Au moment de la formation du gouvernement, le nom donné à ce ministère avait donné lieu à ricanements. « Ça sonne beau comme un plan quinquennal »,ont alors grincé bien des détracteurs. Vu la situation, le nom n'est peut-être pas si mal choisi. Car il faut bien l'avouer, le ministre du « Redressement productif » a du pain sur la planche. Arnaud Montebourg est appelé sur tous les fronts. Il bouge, reçoit, écoute, a recruté une « équipe commando » pour partager le travail, suivre de très lourds dossiers comme Arcelor, Fralib, Rio Tinto, Petroplus, Technicolor, Doux... Son téléphone portable est, paraît-il, saturé de messages de syndicalistes qui crient : « Au feu ! » Mais si le ministre, connu pour son volontarisme politique, se contente d'être un pompier des plans sociaux, il n'y aura pas de redressement productif.

La situation est déjà plus qu'inquiétante, et pourtant, le plus dur reste à venir. La CGT avait soulevé le lièvre depuis quelques mois mais, depuis hier, il ne fait mystère des intentions de PSA de sabrer dur dans ses capacités de production en France. La direction du premier constructeur automobile de l'Hexagone prépare, depuis plusieurs mois, les esprits à accepter l'inacceptable et se rapproche du moment où elle va devoir avouer l'inavouable. « Tous les éléments sont maintenant réunis pour l'annonce, fin juillet, de la fermeture d'Aulnay-sous-Bois », a explosé, hier, Jean-Pierre Mercier, délégué syndical CGT du site. Près de 3500 salariés travaillent dans cette usine de Seine-Saint-Denis, ce qui amène plus de 10 000 personnes à dépendre de PSA dans un département où le taux de chômage est des plus élevés. C'est une hémorragie économique et un désastre social qui se profilent.

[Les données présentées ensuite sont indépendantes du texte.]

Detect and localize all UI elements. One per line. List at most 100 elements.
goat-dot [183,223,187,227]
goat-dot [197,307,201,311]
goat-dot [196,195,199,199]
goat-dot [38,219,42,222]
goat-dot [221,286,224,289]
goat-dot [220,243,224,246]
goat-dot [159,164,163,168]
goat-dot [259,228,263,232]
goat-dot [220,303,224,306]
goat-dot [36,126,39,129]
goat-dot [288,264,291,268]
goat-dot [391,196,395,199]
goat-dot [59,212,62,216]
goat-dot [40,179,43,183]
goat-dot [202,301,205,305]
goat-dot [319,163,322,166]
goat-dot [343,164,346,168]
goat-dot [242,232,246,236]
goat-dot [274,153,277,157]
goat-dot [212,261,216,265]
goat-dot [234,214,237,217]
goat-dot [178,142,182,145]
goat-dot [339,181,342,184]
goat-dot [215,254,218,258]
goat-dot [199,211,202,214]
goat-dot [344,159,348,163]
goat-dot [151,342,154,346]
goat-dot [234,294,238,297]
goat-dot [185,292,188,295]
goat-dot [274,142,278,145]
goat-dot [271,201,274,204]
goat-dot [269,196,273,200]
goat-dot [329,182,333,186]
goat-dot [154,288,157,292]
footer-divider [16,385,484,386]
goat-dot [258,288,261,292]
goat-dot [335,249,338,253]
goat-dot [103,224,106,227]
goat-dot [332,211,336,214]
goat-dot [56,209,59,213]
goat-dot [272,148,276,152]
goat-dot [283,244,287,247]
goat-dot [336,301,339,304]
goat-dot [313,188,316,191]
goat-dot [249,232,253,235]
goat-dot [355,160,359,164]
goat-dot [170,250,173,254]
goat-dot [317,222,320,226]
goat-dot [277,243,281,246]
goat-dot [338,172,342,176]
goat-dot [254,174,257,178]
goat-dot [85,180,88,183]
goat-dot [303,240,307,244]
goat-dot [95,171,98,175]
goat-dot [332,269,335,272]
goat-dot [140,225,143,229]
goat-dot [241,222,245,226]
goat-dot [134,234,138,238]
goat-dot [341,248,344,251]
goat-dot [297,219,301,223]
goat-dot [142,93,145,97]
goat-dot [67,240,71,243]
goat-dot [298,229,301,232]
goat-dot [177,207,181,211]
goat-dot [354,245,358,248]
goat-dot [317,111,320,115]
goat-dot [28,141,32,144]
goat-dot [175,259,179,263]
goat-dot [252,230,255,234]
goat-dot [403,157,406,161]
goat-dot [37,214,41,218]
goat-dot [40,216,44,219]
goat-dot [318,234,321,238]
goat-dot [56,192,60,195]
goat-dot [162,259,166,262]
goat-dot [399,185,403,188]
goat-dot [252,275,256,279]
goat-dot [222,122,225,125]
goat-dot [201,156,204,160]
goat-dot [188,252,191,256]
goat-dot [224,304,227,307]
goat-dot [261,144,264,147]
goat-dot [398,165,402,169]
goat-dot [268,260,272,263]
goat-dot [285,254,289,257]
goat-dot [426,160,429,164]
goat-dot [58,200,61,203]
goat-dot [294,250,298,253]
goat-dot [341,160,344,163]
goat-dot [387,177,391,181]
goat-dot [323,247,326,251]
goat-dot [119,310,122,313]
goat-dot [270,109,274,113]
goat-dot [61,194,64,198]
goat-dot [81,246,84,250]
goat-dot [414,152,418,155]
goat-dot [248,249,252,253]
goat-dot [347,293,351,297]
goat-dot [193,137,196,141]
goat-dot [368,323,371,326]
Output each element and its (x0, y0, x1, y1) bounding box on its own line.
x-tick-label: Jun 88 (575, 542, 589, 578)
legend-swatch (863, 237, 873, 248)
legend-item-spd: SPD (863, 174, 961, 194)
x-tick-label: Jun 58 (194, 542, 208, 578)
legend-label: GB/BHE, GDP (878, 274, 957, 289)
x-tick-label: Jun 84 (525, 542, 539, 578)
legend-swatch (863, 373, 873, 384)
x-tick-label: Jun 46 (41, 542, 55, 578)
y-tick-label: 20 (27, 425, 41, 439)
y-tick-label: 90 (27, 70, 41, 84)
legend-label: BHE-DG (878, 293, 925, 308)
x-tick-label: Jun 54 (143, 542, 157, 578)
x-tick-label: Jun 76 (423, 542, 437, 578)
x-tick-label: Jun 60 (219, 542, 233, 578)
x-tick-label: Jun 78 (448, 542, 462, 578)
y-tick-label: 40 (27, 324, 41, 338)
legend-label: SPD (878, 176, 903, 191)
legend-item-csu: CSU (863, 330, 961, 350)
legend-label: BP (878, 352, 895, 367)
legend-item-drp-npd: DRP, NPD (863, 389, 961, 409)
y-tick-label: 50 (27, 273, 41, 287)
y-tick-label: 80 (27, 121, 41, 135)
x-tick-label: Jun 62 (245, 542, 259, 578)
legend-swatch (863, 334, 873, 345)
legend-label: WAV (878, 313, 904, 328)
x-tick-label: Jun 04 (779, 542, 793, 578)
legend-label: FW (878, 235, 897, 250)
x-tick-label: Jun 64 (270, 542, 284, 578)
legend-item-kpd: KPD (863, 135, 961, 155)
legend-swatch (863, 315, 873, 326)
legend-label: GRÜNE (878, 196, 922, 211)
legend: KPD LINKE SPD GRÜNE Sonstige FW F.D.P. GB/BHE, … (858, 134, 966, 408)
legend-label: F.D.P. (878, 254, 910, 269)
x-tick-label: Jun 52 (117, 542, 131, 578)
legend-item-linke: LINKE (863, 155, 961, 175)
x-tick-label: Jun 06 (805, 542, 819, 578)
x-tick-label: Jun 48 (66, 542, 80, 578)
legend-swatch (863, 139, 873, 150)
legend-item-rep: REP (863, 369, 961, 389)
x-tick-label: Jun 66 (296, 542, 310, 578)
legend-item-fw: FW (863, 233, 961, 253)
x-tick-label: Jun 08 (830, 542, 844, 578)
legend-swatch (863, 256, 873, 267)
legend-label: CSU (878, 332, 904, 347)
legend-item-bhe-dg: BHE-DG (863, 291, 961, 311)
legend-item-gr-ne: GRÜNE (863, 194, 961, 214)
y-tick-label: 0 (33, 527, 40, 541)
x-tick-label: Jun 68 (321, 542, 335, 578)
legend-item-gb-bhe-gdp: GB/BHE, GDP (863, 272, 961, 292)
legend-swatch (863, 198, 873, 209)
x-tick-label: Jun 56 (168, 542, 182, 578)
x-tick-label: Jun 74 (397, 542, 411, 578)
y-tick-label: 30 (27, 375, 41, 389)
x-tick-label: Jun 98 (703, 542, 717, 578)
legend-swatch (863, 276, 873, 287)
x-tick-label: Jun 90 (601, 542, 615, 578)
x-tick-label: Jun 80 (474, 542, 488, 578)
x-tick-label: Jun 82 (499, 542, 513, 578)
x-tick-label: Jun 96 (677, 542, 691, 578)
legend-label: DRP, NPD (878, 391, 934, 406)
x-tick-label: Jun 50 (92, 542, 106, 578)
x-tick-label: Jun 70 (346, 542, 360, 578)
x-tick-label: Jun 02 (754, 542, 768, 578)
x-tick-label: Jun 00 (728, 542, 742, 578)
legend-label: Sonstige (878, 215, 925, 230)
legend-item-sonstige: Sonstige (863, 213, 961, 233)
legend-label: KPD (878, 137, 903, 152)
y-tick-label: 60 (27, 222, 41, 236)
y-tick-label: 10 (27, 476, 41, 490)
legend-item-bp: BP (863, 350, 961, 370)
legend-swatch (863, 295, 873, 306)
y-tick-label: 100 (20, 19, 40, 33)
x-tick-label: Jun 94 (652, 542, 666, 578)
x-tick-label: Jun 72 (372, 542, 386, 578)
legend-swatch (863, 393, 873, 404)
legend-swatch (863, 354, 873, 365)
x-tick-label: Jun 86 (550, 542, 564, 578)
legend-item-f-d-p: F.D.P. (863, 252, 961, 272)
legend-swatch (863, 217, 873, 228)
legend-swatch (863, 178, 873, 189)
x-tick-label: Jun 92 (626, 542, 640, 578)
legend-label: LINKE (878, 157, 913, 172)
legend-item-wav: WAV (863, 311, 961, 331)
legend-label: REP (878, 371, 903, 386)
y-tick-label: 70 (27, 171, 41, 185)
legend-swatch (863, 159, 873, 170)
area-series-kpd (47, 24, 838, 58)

Les yeux se tournent déjà vers le ministre du Redressement productif. Va-t-il se contenter d'accompagner du mieux possible la restructuration de PSA (gestion des licenciements, reclassements, reconversion du site, etc.) ou va-t-il travailler à empêcher la catastrophe ? Question de logique politique qui permet, ou non, d'élaborer le bon diagnostic. Le marché automobile européen est-il vraiment en surcapacité ? Est-il en crise de compétitivité ou dans la course à la rentabilité dont le seul but est d'augmenter la marge par véhicule pour satisfaire l'appétit des actionnaires ? La filière automobile occupe, en France, un emploi sur dix. Elle est tout simplement vitale pour l'économie. Son excellence technologique est mondialement reconnue. Elle est aussi le creuset d'innovations et, de ce point de vue, beaucoup d'avenirs sont à écrire, avec les véhicules propres, notamment.

À moins de nationaliser, l'État n'a pas, il est vrai, tous les pouvoirs. Mais il n'est pas démuni pour tirer sur le frein des délocalisations et du moins-disant social. Les armes sont connues. Des mesures fiscales peuvent, par exemple, sanctionner certaines décisions purement spéculatives. Elles peuvent aussi encourager les comportements vertueux en matière d'emploi, de politique sociale ou d'économie verte. L'arsenal législatif pourrait aussi accorder plus grande confiance dans la capacité des salariés et de leurs représentants à devenir une voix qui compte dans les choix stratégiques, jusqu'à leur accorder, pourquoi pas, un droit de veto. Quant à l'interdiction des licenciements boursiers, depuis le temps qu'on en parle, il serait grand temps de s'en occuper vraiment.